The Bush administration Tuesday denied a published report that it covertly sought to oust Hamas from power after the radical group won Palestinian elections in 2006, triggering a Palestinian civil conflict a year later. The State Department says Hamas itself provoked the fighting that left it in control of Gaza. VOA's David Gollust reports from the State Department.

Officials here are rejecting, in unusually strong terms, a U.S. magazine report claiming the Bush administration tried to organize the armed overthrow of Hamas, after the militant Islamic group took over the Palestinian government after 2006 elections.

The magazine Vanity Fair, in the article released Tuesday, said key administration officials including President Bush and Secretary of State Condoleezza Rice decided after the election to arm Palestinian forces of the mainstream Fatah movement in order to drive Hamas from power.

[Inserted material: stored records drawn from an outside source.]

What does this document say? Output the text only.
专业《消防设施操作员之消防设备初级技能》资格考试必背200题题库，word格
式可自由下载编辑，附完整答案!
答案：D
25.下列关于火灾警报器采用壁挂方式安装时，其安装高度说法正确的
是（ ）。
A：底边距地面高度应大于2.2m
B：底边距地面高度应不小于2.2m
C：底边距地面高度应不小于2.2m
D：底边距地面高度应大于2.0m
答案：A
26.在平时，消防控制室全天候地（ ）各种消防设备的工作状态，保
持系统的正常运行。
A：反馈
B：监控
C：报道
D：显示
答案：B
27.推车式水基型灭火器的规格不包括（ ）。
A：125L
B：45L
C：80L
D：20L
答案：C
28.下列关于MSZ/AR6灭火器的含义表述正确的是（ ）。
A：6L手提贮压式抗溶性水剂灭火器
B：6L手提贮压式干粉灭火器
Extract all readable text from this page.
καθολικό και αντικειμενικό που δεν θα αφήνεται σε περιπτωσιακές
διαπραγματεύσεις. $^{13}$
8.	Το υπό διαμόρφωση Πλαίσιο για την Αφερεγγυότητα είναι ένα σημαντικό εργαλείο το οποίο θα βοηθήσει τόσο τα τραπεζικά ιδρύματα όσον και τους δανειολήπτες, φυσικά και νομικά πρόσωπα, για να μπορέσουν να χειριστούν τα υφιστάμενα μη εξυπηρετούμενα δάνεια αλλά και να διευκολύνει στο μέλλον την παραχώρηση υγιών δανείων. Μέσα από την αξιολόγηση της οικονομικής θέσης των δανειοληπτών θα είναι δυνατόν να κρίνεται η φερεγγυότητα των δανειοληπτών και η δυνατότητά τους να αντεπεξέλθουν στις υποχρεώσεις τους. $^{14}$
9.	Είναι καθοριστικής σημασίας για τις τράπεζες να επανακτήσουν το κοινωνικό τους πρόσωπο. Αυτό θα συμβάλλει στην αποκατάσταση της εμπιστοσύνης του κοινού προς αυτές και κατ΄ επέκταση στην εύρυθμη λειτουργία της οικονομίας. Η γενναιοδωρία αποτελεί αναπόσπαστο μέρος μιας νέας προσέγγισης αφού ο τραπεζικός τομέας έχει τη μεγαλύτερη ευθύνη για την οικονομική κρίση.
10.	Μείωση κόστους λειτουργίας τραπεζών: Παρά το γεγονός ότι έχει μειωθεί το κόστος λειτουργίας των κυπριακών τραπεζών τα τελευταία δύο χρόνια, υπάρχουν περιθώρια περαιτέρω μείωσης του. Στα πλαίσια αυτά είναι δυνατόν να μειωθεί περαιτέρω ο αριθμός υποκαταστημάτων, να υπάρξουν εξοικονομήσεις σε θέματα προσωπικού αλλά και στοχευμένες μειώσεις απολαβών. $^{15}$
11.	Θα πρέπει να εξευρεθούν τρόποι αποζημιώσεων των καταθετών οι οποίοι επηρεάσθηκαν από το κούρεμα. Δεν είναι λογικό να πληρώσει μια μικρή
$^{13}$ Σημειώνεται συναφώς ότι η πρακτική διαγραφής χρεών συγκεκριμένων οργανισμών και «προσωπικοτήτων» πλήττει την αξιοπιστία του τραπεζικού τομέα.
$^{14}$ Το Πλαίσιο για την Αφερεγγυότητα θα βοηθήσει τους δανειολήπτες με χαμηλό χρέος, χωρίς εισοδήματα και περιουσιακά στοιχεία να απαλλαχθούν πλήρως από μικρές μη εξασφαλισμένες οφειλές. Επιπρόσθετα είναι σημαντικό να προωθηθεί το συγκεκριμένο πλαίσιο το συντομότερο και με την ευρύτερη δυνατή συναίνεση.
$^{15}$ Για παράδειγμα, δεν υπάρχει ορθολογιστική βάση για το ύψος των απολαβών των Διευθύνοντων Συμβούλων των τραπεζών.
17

Vanity Fair, which said its information came from confidential documents and former administration officials, said the plan backfired when the U.S.-backed Fatah fighters "inadvertently provoked" Hamas to seize total control of Gaza.

At a news briefing, State Department deputy spokesman Tom Casey said U.S. policy after the Hamas election win was to help build up Palestinian institutions including security forces that remained under control of Palestinian Authority President Mahmoud Abbas of Fatah.

Casey said the United States refused any contact with Hamas because it, unlike President Abbas, refused to accept the international Middle East Quartet's terms for dialogue, notably acceptance of Israel's right to exist and renouncing terrorism.

The spokesman, who noted the administration was forbidden by law from furnishing lethal arms to the Abbas forces, said the suggestion the United States was advocating an attack on Hamas by Fatah forces is completely untrue:

"The story alleges that there was some kind of secret plot on the part of the U.S. government to create an internal conflict within the Palestinians, specifically an armed conflict. That's absurd. That's ridiculous. I said this morning that I think Vanity Fair should stick to arty photos of celebrities since clearly, at least in this instance, their efforts at serious journalism leaves something lacking."

Secretary of State Rice, in the Middle East trying to revive Israeli-Palestinian peace talks, said in Ramallah the United States had been very clear in its desire to boost the security capabilities of the Palestinian Authority.

The Bush administration has not denied pressing moderate Arab states to provide arms to Palestinian Authority units in Gaza, before Hamas seized control there in June 2007.

But spokesman Casey insisted that Hamas instigated what he termed an "illegal armed takeover" of the Gaza Strip, and that the threat at the time had come from Hamas and not U.S. efforts to help build Palestinian institutions.